当前位置：网站首页>Explain the usage of pytorch fold and unfold in detail

Explain the usage of pytorch fold and unfold in detail

2022-07-21 03:44:00 【daimashiren】

Come to the conclusion first ,conv = unfold + matmul + fold. That is, convolution operation is equivalent to , First unfold( an ), Then perform matrix multiplication matmul, And then again fold( Fold ). The specific process is as follows ：

unfold The function takes an input Tensor(N,C,H,W) Unfold into (N,C * K1 * K2, Blocks), among kernel Shape is (K1,K2), The total Block The number of Blocks. That is, put the input Tensor according to kernel Expand the size of into Blocks Vector .Block The calculation formula of is as follows ：
$\text H_{blocks} \times W_{blocks}$
among :
$H_{blocks} = \frac {H+2*padding[0]-kernel[0]}{stride[0]}+1$

$W_{blocks} = \frac {W+2*padding[1]-kernel[1]}{stride[1]}+1$

The code for ：

inp = torch.randn(1, 3, 10, 12)
w = torch.randn(2, 3, 4, 5)
inp_unf = torch.nn.functional.unfold(inp, (4, 5))#shape of inp_unf is (1,3*4*5,7*8)

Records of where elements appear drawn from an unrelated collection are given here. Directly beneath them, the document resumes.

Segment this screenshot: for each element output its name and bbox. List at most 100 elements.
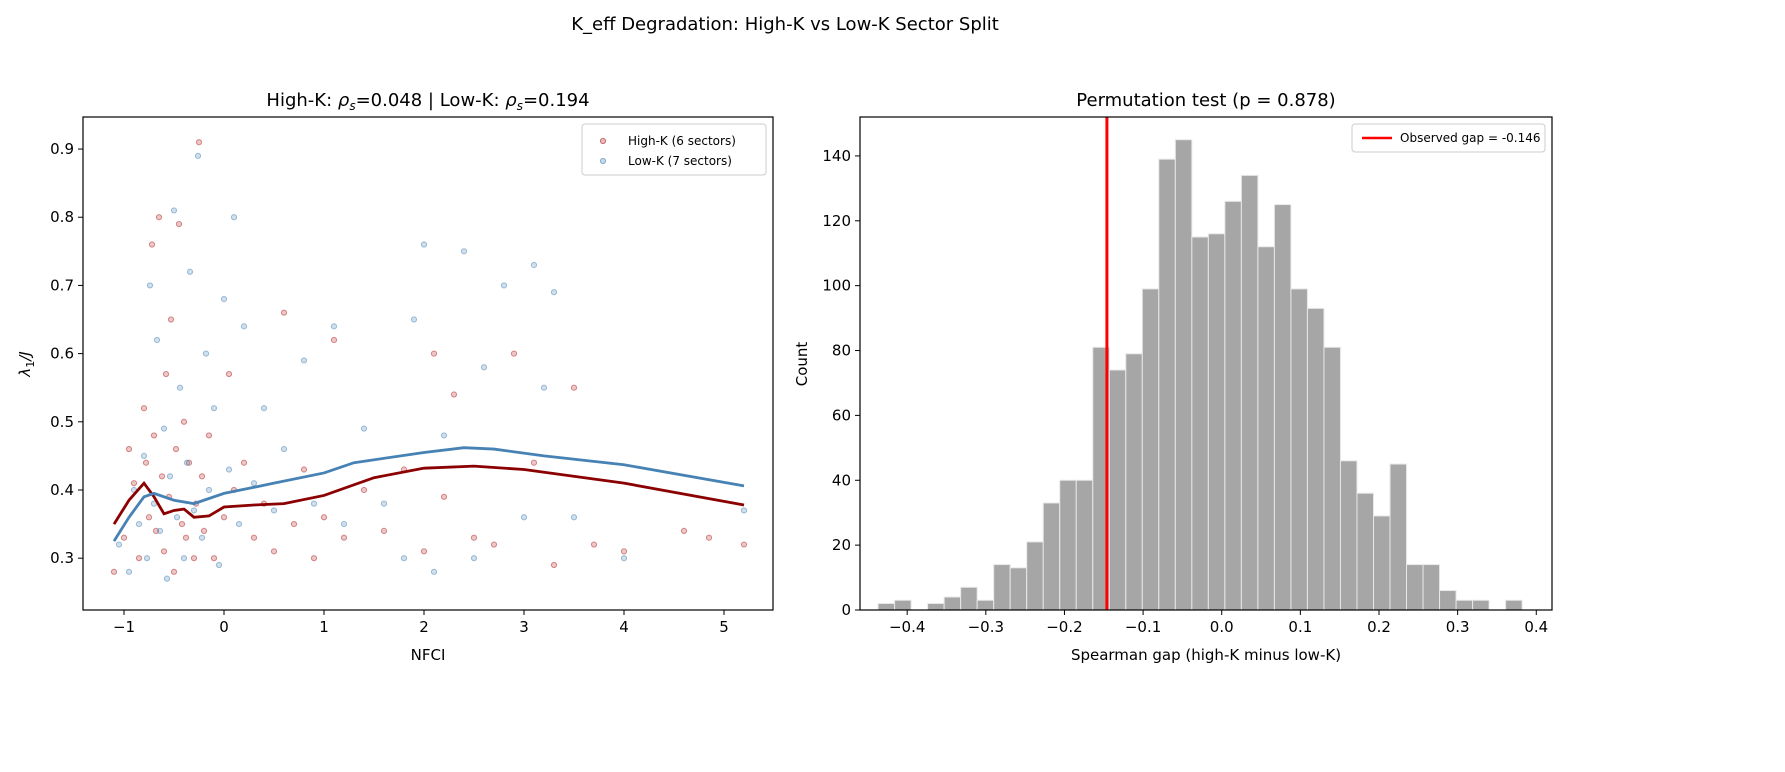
histogram-bar [1372,515,1391,611]
scatter-point-high-k [420,548,428,555]
histogram-bar [1174,139,1193,611]
scatter-point-low-k [198,534,206,541]
histogram-bar [1207,233,1226,611]
histogram-bar [894,599,912,611]
legend-label-high-k: High-K (6 sectors) [628,134,736,148]
scatter-point-low-k [115,541,123,548]
scatter-point-high-k [470,534,478,541]
scatter-point-high-k [172,445,180,453]
scatter-point-high-k [320,514,328,521]
histogram-bar [1257,246,1275,611]
scatter-point-high-k [740,541,748,548]
histogram-bar [877,603,896,611]
scatter-point-low-k [530,261,538,269]
scatter-point-low-k [270,507,278,514]
scatter-point-low-k [240,323,248,330]
scatter-point-high-k [198,473,206,480]
scatter-point-high-k [270,548,278,555]
y-tick-label: 0.9 [50,140,74,158]
scatter-ylabel: λ1/J [16,351,37,377]
scatter-point-high-k [290,520,298,528]
scatter-point-low-k [470,555,478,562]
x-tick-label: 4 [619,618,629,636]
scatter-point-high-k [225,370,233,378]
histogram-bar [1026,541,1044,611]
scatter-point-low-k [280,445,288,453]
figure-title: K_eff Degradation: High-K vs Low-K Secto… [571,14,999,35]
trend-line-low-k [112,446,745,542]
histogram-bar [1042,502,1061,611]
scatter-point-high-k [110,568,118,575]
scatter-point-low-k [250,480,258,487]
histogram-bar [1125,353,1143,611]
scatter-point-low-k [176,384,184,391]
scatter-point-low-k [550,289,558,296]
scatter-point-high-k [182,534,190,541]
histogram-panel: Permutation test (p = 0.878) Spearman ga… [793,90,1553,664]
scatter-point-low-k [183,459,191,466]
x-tick-label: 0.4 [1524,618,1548,636]
scatter-point-low-k [520,514,528,521]
histogram-bar [1059,479,1077,611]
scatter-point-low-k [430,568,438,575]
scatter-point-high-k [142,459,150,466]
scatter-point-high-k [340,534,348,541]
trend-line-high-k [112,464,745,525]
scatter-point-low-k [140,452,148,459]
scatter-point-low-k [225,466,233,473]
histogram-bar [993,564,1011,611]
scatter-point-low-k [163,575,171,582]
histogram-bar [1141,288,1160,611]
scatter-point-low-k [540,384,548,391]
histogram-bar [1339,460,1358,611]
y-tick-label: 120 [822,212,851,230]
scatter-point-low-k [194,152,202,159]
scatter-point-low-k [125,568,133,575]
y-tick-label: 0 [841,601,851,619]
y-tick-label: 80 [832,342,851,360]
scatter-point-high-k [570,384,578,391]
scatter-point-high-k [162,370,170,378]
histogram-bar [1389,463,1408,611]
x-tick-label: −0.1 [1125,618,1161,636]
scatter-point-low-k [380,500,388,507]
histogram-bar [1273,204,1292,611]
scatter-point-high-k [140,405,148,412]
scatter-point-high-k [170,568,178,575]
scatter-point-high-k [300,466,308,473]
scatter-point-low-k [135,520,143,528]
histogram-ylabel: Count [793,342,811,387]
scatter-point-high-k [148,241,156,248]
scatter-point-high-k [130,480,138,487]
y-tick-label: 60 [832,406,851,424]
scatter-axes-frame [82,116,774,611]
scatter-point-low-k [202,350,210,357]
scatter-point-high-k [175,220,183,228]
histogram-legend: Observed gap = -0.146 [1351,123,1546,153]
scatter-point-low-k [146,282,154,289]
scatter-legend: High-K (6 sectors) Low-K (7 sectors) [581,123,767,176]
scatter-point-high-k [450,391,458,398]
scatter-point-low-k [143,555,151,562]
y-tick-label: 0.6 [50,345,74,363]
y-tick-label: 0.4 [50,481,74,499]
y-tick-label: 20 [832,536,851,554]
scatter-point-high-k [440,493,448,500]
legend-marker-low-k [599,157,607,165]
scatter-point-high-k [705,534,713,541]
scatter-point-high-k [310,555,318,562]
x-tick-label: 5 [719,618,729,636]
scatter-point-high-k [195,139,203,146]
scatter-point-high-k [220,514,228,521]
histogram-bar [976,599,995,611]
scatter-point-high-k [330,336,338,344]
scatter-point-low-k [190,507,198,514]
x-tick-label: 2 [419,618,429,636]
scatter-point-high-k [550,561,558,569]
x-tick-label: 0.2 [1367,618,1391,636]
scatter-title: High-K: ρs=0.048 | Low-K: ρs=0.194 [266,90,589,113]
y-tick-label: 0.7 [50,276,74,294]
scatter-point-low-k [220,295,228,303]
histogram-bar [1240,174,1259,611]
x-tick-label: −0.2 [1046,618,1082,636]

among ,inp_unf Of shape The calculation process is as follows
$H_{blocks} = \frac {10-4}{1}+1 = 7$

$W_{blocks} = \frac {12-5}{1}+1 = 8$

out_unf = inp_unf.transpose(1, 2).matmul(w.view(w.size(0), -1).t()).transpose(1, 2)
#shape of out_unf is (1,2,56)

The above code is equivalent to inp_unf(1, 60, 56) .t() * w(2 , 3 * 4 * 5).t() → out_unf (1, 56, 2 ) → out_unf (1, 2, 56)

unfold + matmul Already completed , And finally fold The process . fold The process is actually unfold The reverse process of , That is, fold the vector back to matrix form .

out = torch.nn.functional.fold(out_unf, (7, 8), (1, 1))
#out.size() = (1,2,7,8)

The above process is actually equivalent to direct Conv, therefore

(torch.nn.functional.conv2d(inp, w) - out).abs().max()
#tensor(1.9073e-06)

You can see the result and process of convolution unfold + matmul + fold The result gap is 10 Of -6 Power , It can almost be considered equal .

summary

utilize pytorch in fold and unfold The combination of can achieve similar Conv Sliding window for operation , If each of the same picture block The parameters of are the same , Then it is called parameter sharing , Is the standard convolution layer ; If each block The parameters of are different , Then it is not parameter sharing , This is generally called local connection layer (Local connected layer).